With some delegation and a shared map we made sure that all our DataLoaders are connected, priming and invalidating all loaders at once, reducing database calls and making it easier to reason about our code by providing a simple abstraction.

All of that sounds great, but what’s the catch? This idea only works for loaders where unique keys return one entity! Let’s explore this issue in the next part.

Dealing with multi-loaders

In some cases, you might want to load multiple entities by a parent ID.

const byTeamIdLoader = new DataLoader<string, Member[]>(async ids => {
  // TODO Perform some actual fetching here
  const fetched: Member[] = [
    {
      id: 'batchfn-random-id',
      team: ids[0],
      account: 'batchfn-random-account-id'
    }
  ];

  return ids.map(id => fetched.filter(f => f.team === id));
});

In this case, we also want to make sure our other DataLoaders are kept in sync. To do that, we can invoke primeValue on our storage, which will update the storage for all connected DataLoaders.
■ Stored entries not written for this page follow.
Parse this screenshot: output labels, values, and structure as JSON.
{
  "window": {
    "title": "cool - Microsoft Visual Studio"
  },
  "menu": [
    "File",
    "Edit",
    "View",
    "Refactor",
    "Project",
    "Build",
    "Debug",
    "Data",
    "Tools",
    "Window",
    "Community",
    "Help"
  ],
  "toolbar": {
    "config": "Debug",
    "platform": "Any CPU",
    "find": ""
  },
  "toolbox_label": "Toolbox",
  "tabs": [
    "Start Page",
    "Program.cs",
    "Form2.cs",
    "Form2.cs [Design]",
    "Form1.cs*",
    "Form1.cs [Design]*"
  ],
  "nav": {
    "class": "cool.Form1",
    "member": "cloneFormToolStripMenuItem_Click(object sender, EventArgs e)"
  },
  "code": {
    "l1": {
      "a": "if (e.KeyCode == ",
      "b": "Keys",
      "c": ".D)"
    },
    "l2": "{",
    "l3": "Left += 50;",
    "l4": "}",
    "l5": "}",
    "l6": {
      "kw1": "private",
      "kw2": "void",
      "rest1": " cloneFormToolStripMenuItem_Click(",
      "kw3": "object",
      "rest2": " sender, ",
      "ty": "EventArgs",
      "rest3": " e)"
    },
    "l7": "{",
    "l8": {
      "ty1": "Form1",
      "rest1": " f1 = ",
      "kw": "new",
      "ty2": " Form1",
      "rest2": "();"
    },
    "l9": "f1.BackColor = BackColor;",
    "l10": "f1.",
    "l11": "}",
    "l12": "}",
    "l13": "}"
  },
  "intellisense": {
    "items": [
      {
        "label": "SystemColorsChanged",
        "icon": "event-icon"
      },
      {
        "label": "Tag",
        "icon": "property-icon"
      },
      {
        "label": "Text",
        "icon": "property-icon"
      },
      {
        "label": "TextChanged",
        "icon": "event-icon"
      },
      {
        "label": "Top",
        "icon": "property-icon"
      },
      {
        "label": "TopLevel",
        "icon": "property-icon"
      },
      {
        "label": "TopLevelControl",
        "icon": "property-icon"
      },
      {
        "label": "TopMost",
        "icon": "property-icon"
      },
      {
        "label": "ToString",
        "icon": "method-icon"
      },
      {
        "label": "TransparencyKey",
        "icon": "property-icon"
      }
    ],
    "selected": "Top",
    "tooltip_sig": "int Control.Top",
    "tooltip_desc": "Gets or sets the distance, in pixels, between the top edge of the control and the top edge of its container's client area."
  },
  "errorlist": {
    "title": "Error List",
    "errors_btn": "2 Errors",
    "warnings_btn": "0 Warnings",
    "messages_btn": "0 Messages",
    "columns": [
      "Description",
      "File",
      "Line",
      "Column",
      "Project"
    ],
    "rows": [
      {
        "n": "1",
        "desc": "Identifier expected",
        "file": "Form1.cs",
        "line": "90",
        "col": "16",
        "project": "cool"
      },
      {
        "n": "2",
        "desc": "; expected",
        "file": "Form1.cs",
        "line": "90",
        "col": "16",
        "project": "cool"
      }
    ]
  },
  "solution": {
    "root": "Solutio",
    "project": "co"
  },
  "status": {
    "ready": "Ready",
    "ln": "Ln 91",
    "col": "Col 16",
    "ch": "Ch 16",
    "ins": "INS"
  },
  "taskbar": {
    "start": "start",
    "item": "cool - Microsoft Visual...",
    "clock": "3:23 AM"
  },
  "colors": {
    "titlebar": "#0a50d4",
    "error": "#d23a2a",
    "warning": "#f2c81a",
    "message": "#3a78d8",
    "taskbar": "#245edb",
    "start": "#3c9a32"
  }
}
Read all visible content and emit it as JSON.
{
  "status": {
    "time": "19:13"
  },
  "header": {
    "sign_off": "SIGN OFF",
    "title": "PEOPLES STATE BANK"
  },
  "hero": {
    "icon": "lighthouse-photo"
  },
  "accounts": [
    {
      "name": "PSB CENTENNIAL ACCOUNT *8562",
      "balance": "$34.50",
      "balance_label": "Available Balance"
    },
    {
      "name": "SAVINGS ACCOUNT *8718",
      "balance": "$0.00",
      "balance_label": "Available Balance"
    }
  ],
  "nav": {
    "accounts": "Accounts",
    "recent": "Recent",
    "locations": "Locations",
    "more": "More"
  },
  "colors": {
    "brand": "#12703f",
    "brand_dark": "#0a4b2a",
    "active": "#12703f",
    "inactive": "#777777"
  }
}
const byTeamIdLoader = new DataLoader<string, Member[]>(async ids => {
  // TODO Perform some actual fetching here
  const fetched: Member[] = [
    {
      id: 'batchfn-random-id',
      team: ids[0],
      account: 'batchfn-random-account-id'
    }
  ];

  fetched.map(f => storage.primeValue(f));

  return ids.map(id => fetched.filter(f => f.team === id));
});

What we cannot do, however, is to connect DataLoaders like the one above to our shared storage. The simple reason for this is that loading one entity wouldn’t give us the other entities required for satisfying the request, or put differently when we load one team member, we can’t guess the rest, so we cannot prime the byTeamIdLoader.

This is something to keep in mind, but usually, the data flows in the opposite direction: When you load all team members, you prime single members as well, so whenever we load a member by ID subsequently, we’ve got the value loaded already. In that case, you can get by with a single database call for multiple use cases.